Si parte oggi da Milano con un centinaio di ristoranti affiliati e nella prima fase il servizio di consegne del cibo sarà gratuito (poi 2,5 euro a consegna ma zero vincoli e nessuna zona da presidiare). Si tratta appunto un’applicazione autonoma rilasciata per iOS e Android che funziona sostanzialmente come la Uber tradizionale. Solo che invece di trasportare le persone i fattorini – e non le auto blu – trasporteranno pizze, sushi e pietanze assortite dai locali che avranno aderito al network.

Chi c’è alla guida

Il nuovo servizio Eats rischia dunque di sparigliare le carte della consegna a domicilio ed è già attivo in una cinquantina di città fra cui quelle europee di Londra, Parigi, Amsterdam e Bruxelles.

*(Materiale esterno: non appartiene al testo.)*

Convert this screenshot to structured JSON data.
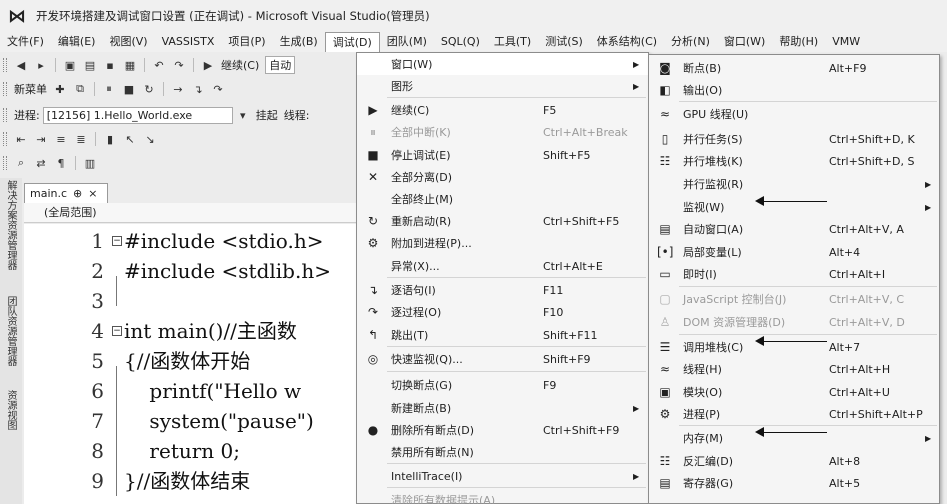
{
  "window": {
    "title": "开发环境搭建及调试窗口设置 (正在调试) - Microsoft Visual Studio(管理员)"
  },
  "menubar": [
    "文件(F)",
    "编辑(E)",
    "视图(V)",
    "VASSISTX",
    "项目(P)",
    "生成(B)",
    "调试(D)",
    "团队(M)",
    "SQL(Q)",
    "工具(T)",
    "测试(S)",
    "体系结构(C)",
    "分析(N)",
    "窗口(W)",
    "帮助(H)",
    "VMW"
  ],
  "toolbar": {
    "continue_label": "继续(C)",
    "config_value": "自动",
    "new_item": "新菜单",
    "process_label": "进程:",
    "process_value": "[12156] 1.Hello_World.exe",
    "suspend_label": "挂起",
    "thread_label": "线程:"
  },
  "side_tabs": [
    "解决方案资源管理器",
    "团队资源管理器",
    "资源视图"
  ],
  "editor": {
    "tab_name": "main.c",
    "tab_pin": "⊕",
    "tab_close": "×",
    "scope": "(全局范围)",
    "lines": [
      {
        "num": "1",
        "text": "#include <stdio.h>"
      },
      {
        "num": "2",
        "text": "#include <stdlib.h>"
      },
      {
        "num": "3",
        "text": ""
      },
      {
        "num": "4",
        "text": "int main()//主函数"
      },
      {
        "num": "5",
        "text": "{//函数体开始"
      },
      {
        "num": "6",
        "text": "    printf(\"Hello w"
      },
      {
        "num": "7",
        "text": "    system(\"pause\")"
      },
      {
        "num": "8",
        "text": "    return 0;"
      },
      {
        "num": "9",
        "text": "}//函数体结束"
      }
    ]
  },
  "debug_menu": [
    {
      "label": "窗口(W)",
      "shortcut": "",
      "icon": "",
      "submenu": true,
      "highlight": true
    },
    {
      "label": "图形",
      "shortcut": "",
      "icon": "",
      "submenu": true
    },
    {
      "label": "继续(C)",
      "shortcut": "F5",
      "icon": "▶"
    },
    {
      "label": "全部中断(K)",
      "shortcut": "Ctrl+Alt+Break",
      "icon": "⏸",
      "disabled": true
    },
    {
      "label": "停止调试(E)",
      "shortcut": "Shift+F5",
      "icon": "■"
    },
    {
      "label": "全部分离(D)",
      "shortcut": "",
      "icon": "✕"
    },
    {
      "label": "全部终止(M)",
      "shortcut": "",
      "icon": ""
    },
    {
      "label": "重新启动(R)",
      "shortcut": "Ctrl+Shift+F5",
      "icon": "↻"
    },
    {
      "label": "附加到进程(P)...",
      "shortcut": "",
      "icon": "⚙"
    },
    {
      "label": "异常(X)...",
      "shortcut": "Ctrl+Alt+E",
      "icon": ""
    },
    {
      "label": "逐语句(I)",
      "shortcut": "F11",
      "icon": "↴"
    },
    {
      "label": "逐过程(O)",
      "shortcut": "F10",
      "icon": "↷"
    },
    {
      "label": "跳出(T)",
      "shortcut": "Shift+F11",
      "icon": "↰"
    },
    {
      "label": "快速监视(Q)...",
      "shortcut": "Shift+F9",
      "icon": "◎"
    },
    {
      "label": "切换断点(G)",
      "shortcut": "F9",
      "icon": ""
    },
    {
      "label": "新建断点(B)",
      "shortcut": "",
      "icon": "",
      "submenu": true
    },
    {
      "label": "删除所有断点(D)",
      "shortcut": "Ctrl+Shift+F9",
      "icon": "●"
    },
    {
      "label": "禁用所有断点(N)",
      "shortcut": "",
      "icon": ""
    },
    {
      "label": "IntelliTrace(I)",
      "shortcut": "",
      "icon": "",
      "submenu": true
    },
    {
      "label": "清除所有数据提示(A)",
      "shortcut": "",
      "icon": "",
      "disabled": true
    }
  ],
  "window_submenu": [
    {
      "label": "断点(B)",
      "shortcut": "Alt+F9",
      "icon": "◙"
    },
    {
      "label": "输出(O)",
      "shortcut": "",
      "icon": "◧"
    },
    {
      "label": "GPU 线程(U)",
      "shortcut": "",
      "icon": "≈"
    },
    {
      "label": "并行任务(S)",
      "shortcut": "Ctrl+Shift+D, K",
      "icon": "▯"
    },
    {
      "label": "并行堆栈(K)",
      "shortcut": "Ctrl+Shift+D, S",
      "icon": "☷"
    },
    {
      "label": "并行监视(R)",
      "shortcut": "",
      "icon": "",
      "submenu": true
    },
    {
      "label": "监视(W)",
      "shortcut": "",
      "icon": "",
      "submenu": true,
      "annotated": true
    },
    {
      "label": "自动窗口(A)",
      "shortcut": "Ctrl+Alt+V, A",
      "icon": "▤"
    },
    {
      "label": "局部变量(L)",
      "shortcut": "Alt+4",
      "icon": "[•]"
    },
    {
      "label": "即时(I)",
      "shortcut": "Ctrl+Alt+I",
      "icon": "▭"
    },
    {
      "label": "JavaScript 控制台(J)",
      "shortcut": "Ctrl+Alt+V, C",
      "icon": "▢",
      "disabled": true
    },
    {
      "label": "DOM 资源管理器(D)",
      "shortcut": "Ctrl+Alt+V, D",
      "icon": "♙",
      "disabled": true
    },
    {
      "label": "调用堆栈(C)",
      "shortcut": "Alt+7",
      "icon": "☰",
      "annotated": true
    },
    {
      "label": "线程(H)",
      "shortcut": "Ctrl+Alt+H",
      "icon": "≈"
    },
    {
      "label": "模块(O)",
      "shortcut": "Ctrl+Alt+U",
      "icon": "▣"
    },
    {
      "label": "进程(P)",
      "shortcut": "Ctrl+Shift+Alt+P",
      "icon": "⚙"
    },
    {
      "label": "内存(M)",
      "shortcut": "",
      "icon": "",
      "submenu": true,
      "annotated": true
    },
    {
      "label": "反汇编(D)",
      "shortcut": "Alt+8",
      "icon": "☷"
    },
    {
      "label": "寄存器(G)",
      "shortcut": "Alt+5",
      "icon": "▤"
    }
  ],
  "symbols": {
    "submenu_arrow": "▶",
    "annotation_arrow": "⟵"
  },
  "colors": {
    "menu_bg": "#f5f5f5",
    "highlight": "#ffffff",
    "disabled": "#9a9a9a"
  }
}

Partirà fra oggi e le prossime settimane, stando a quanto dichiarato anche da Jambu Palaniappan, nuovo capo di UberEats per l’Europa, il Medio Oriente e l’Africa in una recente intervista alla Reuters, anche a Vienna (Austria), Bruxelles (Belgio), Copenaghen (Danimarca), Berlino e Monaco di Baviera (Germania), Amsterdam (Paesi Bassi), Madrid e Barcellona (Spagna), Stoccolma (Svizzera), e Zurigo (Svizzera). E appunto Milano, con Roma e altre città a seguire. A occuparsi delle partnership UberEats sarà l’ex Google Daniele Cutrone. Ancora libera la casella del contry manager italiano.